If a file_descriptor is given, it overrides the file_descriptor defined in the loading job. If a particular filevar is not assigned a file_descriptor either in the loading job or in the RUN LOADING JOB statement, an error is reported and the job exits.

Continuous Loading from Data Warehouses

If EOF="true" (the default), then the query is executed once, and its output will be loaded.

If EOF="false", the query will be executed periodically every poll.interval.ms and its output loaded. This will continuous indefinitely until the job is aborted.

Prior to version 3.9.2, the default value of EOF was "False". Beginning with 3.9.2, the default value is "True".

Manage and monitor your loading job

When a loading job starts, the GSQL server assigns it a job ID and displays it for the user to see. There are four key commands to monitor and manage loading jobs:

SHOW LOADING STATUS job_id|ALL
ABORT LOADING JOB job_id|ALL
RESUME LOADING JOB job_id
SHOW LOADING ERROR job_id

SHOW LOADING STATUS shows the current status of either a specified loading job or all current jobs, this command should be within the scope of a graph:

GSQL > USE GRAPH graph_name
GSQL > SHOW LOADING STATUS ALL

For each loading job, the above command reports the following information:

Loading status
Loaded lines/Loaded objects/Error lines
Average loading speed
Size of loaded data
Duration

When inspecting all current jobs with SHOW LOADING STATUS ALL, the jobs in the FINISHED state will be omitted as they are considered to have successfully finished. You can use SHOW LOADING STATUS job_id to check the historical information of finished jobs.

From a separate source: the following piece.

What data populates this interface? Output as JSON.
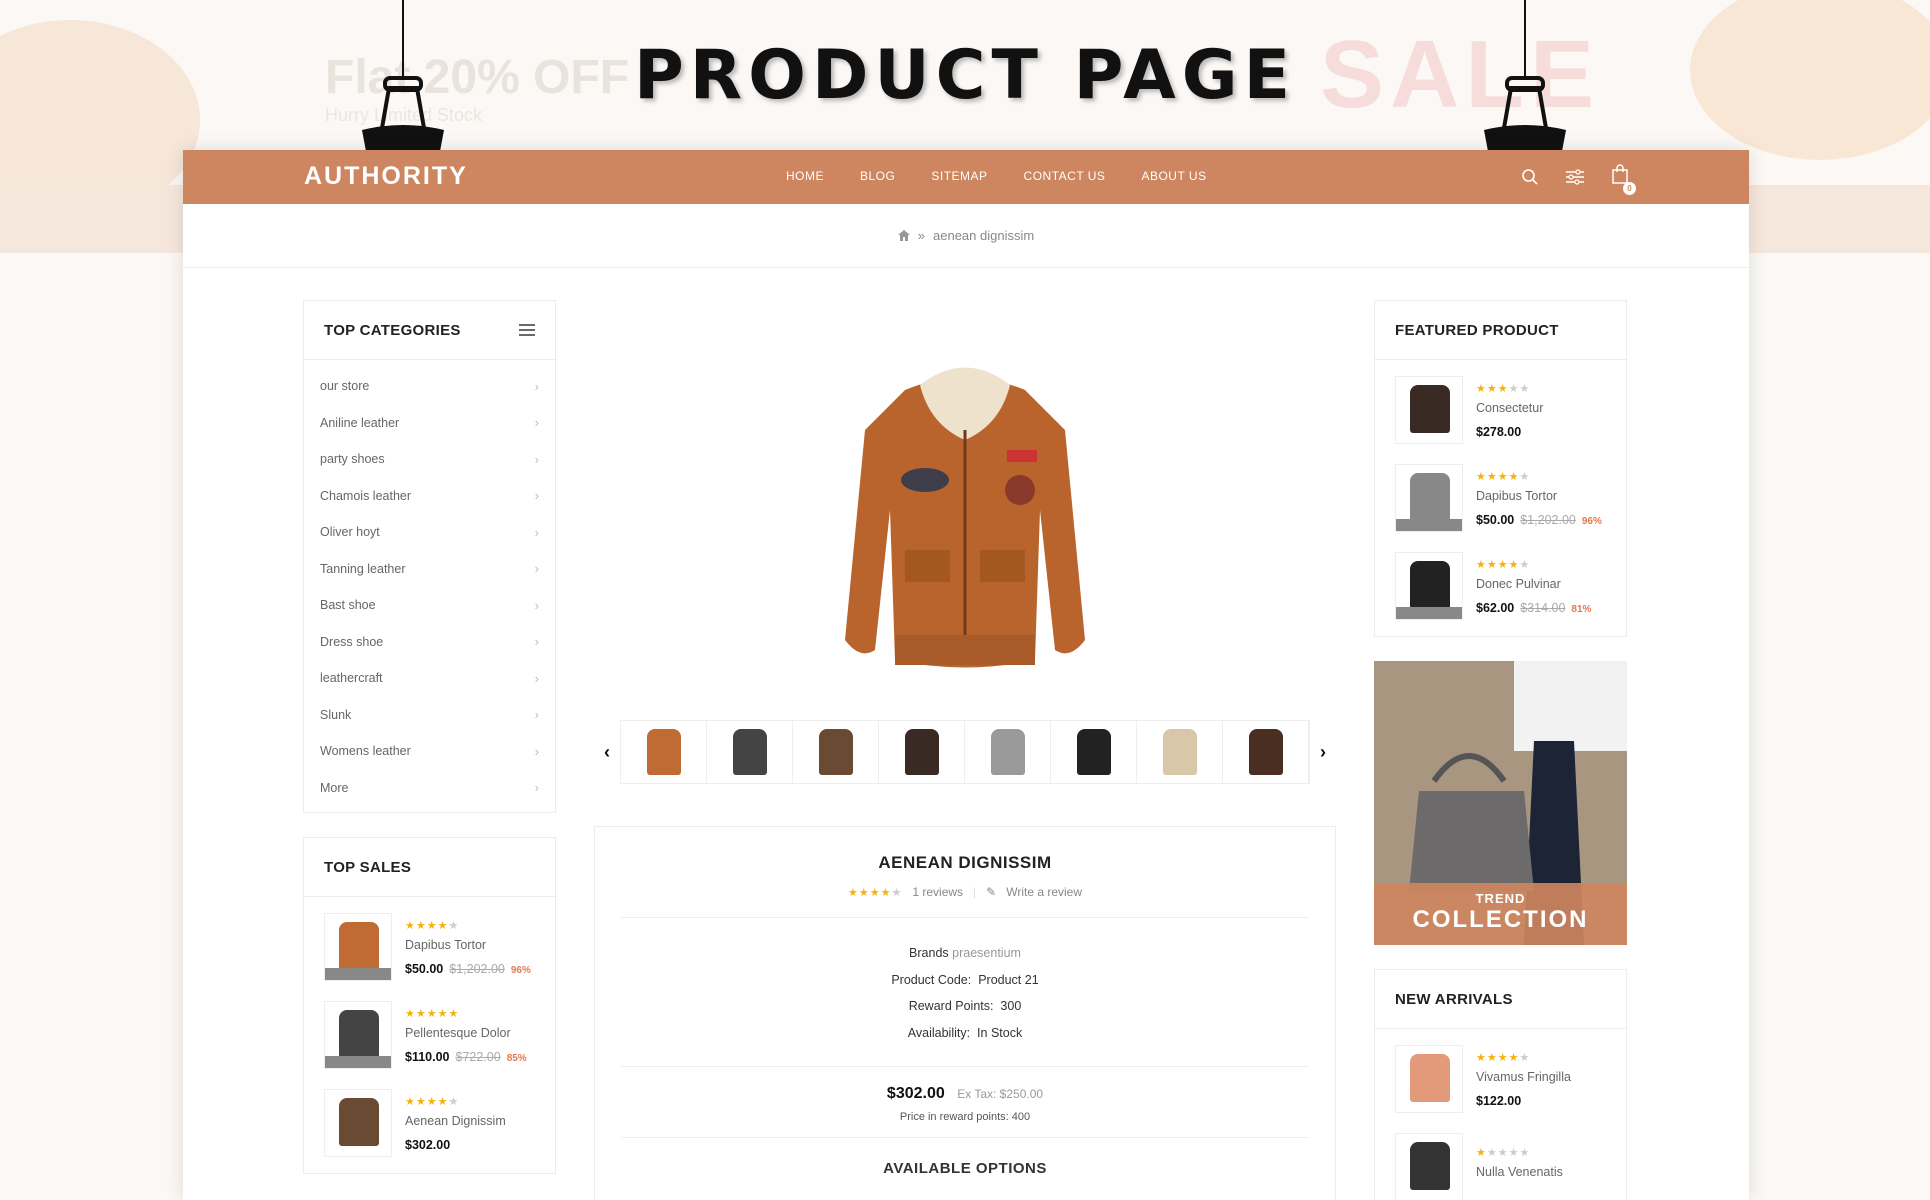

If the report for this job contains error data, you can use SHOW LOADING ERROR job_id to see the original data that caused the error.

See Managing and Inspecting a Loading Job for more details.

Manage loading job concurrency

See Loading Job Concurrency for how to manage the concurrency of loading jobs.

Known Issues with Loading

TigerGraph does not store NULL values. Therefore, your input data should not contain any NULLs.